Il eut un regard orageux et grommela, brisant la conversation :
— Vous disiez que la Seine est empoisonnée ? Quel poison, s’il vous plaît ? des matières chimiques ? Je suis un ignorant tombé de la lune. Je voudrais bien m’instruire. Au collège, où je suis resté trop longtemps, je rêvais des bords fleuris de cette eau que j’imaginais limpide avec des petits moutons blancs autour.
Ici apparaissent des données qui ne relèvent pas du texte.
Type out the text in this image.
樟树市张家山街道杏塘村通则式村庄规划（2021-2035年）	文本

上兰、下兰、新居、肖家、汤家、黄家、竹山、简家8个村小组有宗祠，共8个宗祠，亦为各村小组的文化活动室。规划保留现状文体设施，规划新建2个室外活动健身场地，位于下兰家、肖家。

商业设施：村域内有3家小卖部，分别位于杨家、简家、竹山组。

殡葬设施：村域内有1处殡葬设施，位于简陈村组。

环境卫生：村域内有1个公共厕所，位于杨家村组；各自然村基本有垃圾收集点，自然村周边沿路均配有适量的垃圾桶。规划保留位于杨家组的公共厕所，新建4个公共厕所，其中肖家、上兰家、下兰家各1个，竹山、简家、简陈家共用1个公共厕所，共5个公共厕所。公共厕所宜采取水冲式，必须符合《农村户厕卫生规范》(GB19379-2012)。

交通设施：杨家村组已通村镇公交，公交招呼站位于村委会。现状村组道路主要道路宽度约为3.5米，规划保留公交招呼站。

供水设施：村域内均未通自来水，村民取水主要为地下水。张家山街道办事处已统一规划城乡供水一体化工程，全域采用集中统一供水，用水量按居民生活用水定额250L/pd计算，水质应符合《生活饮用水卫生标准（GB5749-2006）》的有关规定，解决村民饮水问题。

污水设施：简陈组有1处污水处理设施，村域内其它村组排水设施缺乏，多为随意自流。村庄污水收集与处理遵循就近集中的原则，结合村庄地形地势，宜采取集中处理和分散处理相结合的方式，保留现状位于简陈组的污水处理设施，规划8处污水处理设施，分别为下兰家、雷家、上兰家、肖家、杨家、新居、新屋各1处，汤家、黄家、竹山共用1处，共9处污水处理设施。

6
— Les usines d’Asnières, cher Monsieur, ne suffisent pas à faire fuir le goujon… Il y a le grand collecteur. Comment pouvez-vous venir de Paris sans savoir qu’au-dessous de la capitale toute la Seine charrie la boue de ses ruisseaux ?
— Je sais, en effet, que je ne sais rien, chère Mademoiselle, en ma qualité de bachelier ès-sciences. Alors, je dois perdre l’espoir de ma friture ?
— Oh ! complètement, cher Monsieur. C’est même drôle, pour les gens d’en face, de vous apercevoir une ligne à la main, et je m’étonne de ne pas les entendre rire aux éclats de votre patience, eux qui en ont si peu. Ils ne sont presque jamais à leurs fenêtres, heureusement pour vous. Il y a vingt ans qu’on ne pêche plus ici.
Elle souriait.
— Les usines d’Asnières ! Le grand collecteur !…
Et il fut une seconde égayé, de son côté, par cette charmante vierge mondaine en robe blanche, qui lui disait ces choses troubles.